Events that occurred most frequently (at least three times a week) were recorded during admission 72% of the time. That dropped to 41% of the time for events that occurred at frequencies ranging from less than three times a week to monthly, and 26% of the time for those that occurred less than monthly.
Getting a child in for monitoring soon after an event also affected the success of the procedure. The median time to capture was almost 4 hours if the last event happened less than 24 hours before admission, but it jumped to 22.4 hours if the last event had happened 24-72 hours prior and to 22.7 hours of it had occurred between 72 hours and 1 week earlier. But the median time to capture was nearly 15 hours if the last event had occurred more than a week before admission.
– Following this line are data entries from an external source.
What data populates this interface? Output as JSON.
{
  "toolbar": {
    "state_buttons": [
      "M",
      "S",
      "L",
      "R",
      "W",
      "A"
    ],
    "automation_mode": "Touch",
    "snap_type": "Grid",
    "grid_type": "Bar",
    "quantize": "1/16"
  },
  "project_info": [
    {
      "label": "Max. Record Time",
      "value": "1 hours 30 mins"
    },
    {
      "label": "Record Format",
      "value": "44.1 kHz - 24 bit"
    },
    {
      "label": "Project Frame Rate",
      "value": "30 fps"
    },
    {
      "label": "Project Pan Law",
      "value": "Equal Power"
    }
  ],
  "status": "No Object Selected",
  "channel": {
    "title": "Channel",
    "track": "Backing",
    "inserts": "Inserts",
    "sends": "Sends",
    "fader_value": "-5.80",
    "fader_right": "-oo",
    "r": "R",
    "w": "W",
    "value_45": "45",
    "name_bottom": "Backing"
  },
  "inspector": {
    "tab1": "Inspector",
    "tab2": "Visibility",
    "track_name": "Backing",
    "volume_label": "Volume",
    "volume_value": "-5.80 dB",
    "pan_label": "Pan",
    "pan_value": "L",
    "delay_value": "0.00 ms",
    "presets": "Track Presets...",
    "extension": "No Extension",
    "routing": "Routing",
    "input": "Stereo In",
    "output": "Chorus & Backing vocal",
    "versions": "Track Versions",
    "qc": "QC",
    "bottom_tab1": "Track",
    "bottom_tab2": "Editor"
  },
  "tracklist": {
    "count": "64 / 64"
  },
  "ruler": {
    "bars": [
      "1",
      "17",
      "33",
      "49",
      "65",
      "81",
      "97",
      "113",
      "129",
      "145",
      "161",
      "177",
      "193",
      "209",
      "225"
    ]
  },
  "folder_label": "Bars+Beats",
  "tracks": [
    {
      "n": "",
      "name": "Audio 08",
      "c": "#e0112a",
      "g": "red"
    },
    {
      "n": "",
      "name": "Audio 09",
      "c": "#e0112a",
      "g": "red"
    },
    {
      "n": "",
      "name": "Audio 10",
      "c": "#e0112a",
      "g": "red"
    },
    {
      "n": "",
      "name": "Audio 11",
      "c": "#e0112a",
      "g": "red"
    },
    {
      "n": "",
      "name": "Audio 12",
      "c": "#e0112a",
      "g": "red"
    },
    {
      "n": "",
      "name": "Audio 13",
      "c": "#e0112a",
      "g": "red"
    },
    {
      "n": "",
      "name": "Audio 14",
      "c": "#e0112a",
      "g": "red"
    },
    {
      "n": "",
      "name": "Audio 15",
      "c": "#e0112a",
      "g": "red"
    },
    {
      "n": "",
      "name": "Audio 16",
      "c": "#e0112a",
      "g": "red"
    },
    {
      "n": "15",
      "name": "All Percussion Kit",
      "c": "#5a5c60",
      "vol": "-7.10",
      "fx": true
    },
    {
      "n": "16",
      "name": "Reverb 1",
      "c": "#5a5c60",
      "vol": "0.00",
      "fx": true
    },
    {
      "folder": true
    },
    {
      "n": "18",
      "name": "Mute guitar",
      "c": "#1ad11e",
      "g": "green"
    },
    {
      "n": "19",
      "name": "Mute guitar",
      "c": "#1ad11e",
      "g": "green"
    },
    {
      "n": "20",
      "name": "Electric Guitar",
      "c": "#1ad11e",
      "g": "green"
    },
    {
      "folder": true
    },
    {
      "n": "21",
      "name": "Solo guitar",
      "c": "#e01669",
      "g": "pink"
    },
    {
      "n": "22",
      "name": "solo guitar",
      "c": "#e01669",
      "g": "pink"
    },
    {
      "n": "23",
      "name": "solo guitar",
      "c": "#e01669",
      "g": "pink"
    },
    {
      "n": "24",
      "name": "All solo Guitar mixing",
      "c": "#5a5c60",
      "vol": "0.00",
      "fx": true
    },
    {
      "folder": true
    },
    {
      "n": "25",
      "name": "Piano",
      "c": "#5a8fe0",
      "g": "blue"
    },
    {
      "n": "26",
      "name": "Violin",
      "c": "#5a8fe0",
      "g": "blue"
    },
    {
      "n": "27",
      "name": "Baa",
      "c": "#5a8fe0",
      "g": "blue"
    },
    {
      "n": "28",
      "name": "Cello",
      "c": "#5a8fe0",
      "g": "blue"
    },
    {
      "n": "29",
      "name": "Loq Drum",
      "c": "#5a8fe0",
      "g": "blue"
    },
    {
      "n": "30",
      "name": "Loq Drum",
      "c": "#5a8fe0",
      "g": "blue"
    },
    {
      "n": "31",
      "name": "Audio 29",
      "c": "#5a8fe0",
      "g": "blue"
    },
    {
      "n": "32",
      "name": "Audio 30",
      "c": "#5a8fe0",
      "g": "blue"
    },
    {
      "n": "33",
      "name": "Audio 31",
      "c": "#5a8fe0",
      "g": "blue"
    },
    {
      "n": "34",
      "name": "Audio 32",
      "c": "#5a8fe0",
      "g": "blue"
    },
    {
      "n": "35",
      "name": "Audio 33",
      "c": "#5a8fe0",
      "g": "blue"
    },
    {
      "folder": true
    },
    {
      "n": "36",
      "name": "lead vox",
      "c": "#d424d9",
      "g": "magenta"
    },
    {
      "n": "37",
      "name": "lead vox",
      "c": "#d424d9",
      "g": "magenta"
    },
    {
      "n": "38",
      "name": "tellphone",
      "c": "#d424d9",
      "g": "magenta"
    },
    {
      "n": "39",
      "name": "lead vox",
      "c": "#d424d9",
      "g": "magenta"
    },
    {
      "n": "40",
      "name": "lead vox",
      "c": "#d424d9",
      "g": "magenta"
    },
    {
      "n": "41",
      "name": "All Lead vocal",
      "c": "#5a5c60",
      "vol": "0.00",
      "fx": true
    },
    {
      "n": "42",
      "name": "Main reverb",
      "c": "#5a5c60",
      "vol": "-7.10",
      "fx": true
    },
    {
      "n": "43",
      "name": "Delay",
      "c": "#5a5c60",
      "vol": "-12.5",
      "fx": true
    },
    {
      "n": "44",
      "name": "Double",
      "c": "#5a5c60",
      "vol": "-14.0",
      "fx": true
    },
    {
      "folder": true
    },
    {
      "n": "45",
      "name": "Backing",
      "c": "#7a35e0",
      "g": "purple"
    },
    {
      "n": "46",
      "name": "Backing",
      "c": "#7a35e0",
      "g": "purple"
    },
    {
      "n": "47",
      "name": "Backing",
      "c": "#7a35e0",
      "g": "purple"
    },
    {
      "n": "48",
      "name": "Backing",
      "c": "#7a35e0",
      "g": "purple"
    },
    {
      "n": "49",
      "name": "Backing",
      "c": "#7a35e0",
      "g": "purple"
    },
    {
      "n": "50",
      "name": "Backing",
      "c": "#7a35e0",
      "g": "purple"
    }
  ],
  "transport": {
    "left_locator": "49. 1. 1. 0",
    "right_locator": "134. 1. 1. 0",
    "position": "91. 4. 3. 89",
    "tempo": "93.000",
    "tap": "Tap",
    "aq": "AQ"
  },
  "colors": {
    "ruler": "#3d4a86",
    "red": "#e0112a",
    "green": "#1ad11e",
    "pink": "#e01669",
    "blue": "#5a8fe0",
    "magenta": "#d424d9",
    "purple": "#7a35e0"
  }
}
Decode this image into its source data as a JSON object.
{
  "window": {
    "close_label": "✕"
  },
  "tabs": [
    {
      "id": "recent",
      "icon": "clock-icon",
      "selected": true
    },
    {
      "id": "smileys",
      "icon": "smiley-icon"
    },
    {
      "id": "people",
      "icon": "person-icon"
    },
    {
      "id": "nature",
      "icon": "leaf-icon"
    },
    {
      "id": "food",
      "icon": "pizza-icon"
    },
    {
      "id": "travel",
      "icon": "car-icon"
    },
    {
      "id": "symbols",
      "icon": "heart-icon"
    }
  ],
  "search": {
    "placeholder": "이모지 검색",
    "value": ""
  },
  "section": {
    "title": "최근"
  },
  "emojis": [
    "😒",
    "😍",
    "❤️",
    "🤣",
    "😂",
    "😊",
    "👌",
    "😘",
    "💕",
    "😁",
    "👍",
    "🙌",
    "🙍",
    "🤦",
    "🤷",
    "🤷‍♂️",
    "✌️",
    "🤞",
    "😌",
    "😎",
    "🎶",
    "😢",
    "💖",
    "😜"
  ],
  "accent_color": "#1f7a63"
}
Events were captured 71% of the time when the last event had occurred less than 24 hours before admission. Success dropped to 52% for events that had occurred 24-72 hours before admission and to 32% when they had occurred more than 72 hours before admission.
The highest preadmission event frequency significantly increased the chance of capturing an event (odds ratio, 3.77), as did the shortest event latency (OR, 2.31).
Intellectual disability in the patient significantly increased the likelihood of capturing an EEG-related event (OR, 3.26). But the common practices of sleep deprivation and antiepileptic medication withdrawal didn’t increase the likelihood of capturing one, the authors noted. In fact, medication withdrawal or dose change actually decreased the chance of an event capture (OR, 0.46).
That finding "came as a surprise," the investigators noted, but it might have been spurious, because it was not an a priori outcome and because there were not many patients in these subgroups. However, they added, "It typically takes five half-lives to reach a new steady state of each medication adjustment. Therefore, depending upon the half-life duration of the medications, levels may not become subtherapeutic for several days after discontinuation or dose reduction."
A family history of epilepsy, a prior interictal discharge on routine EEG, and a prior diagnosis of possible epilepsy all also significantly increased the chance that a captured event would be EEG related.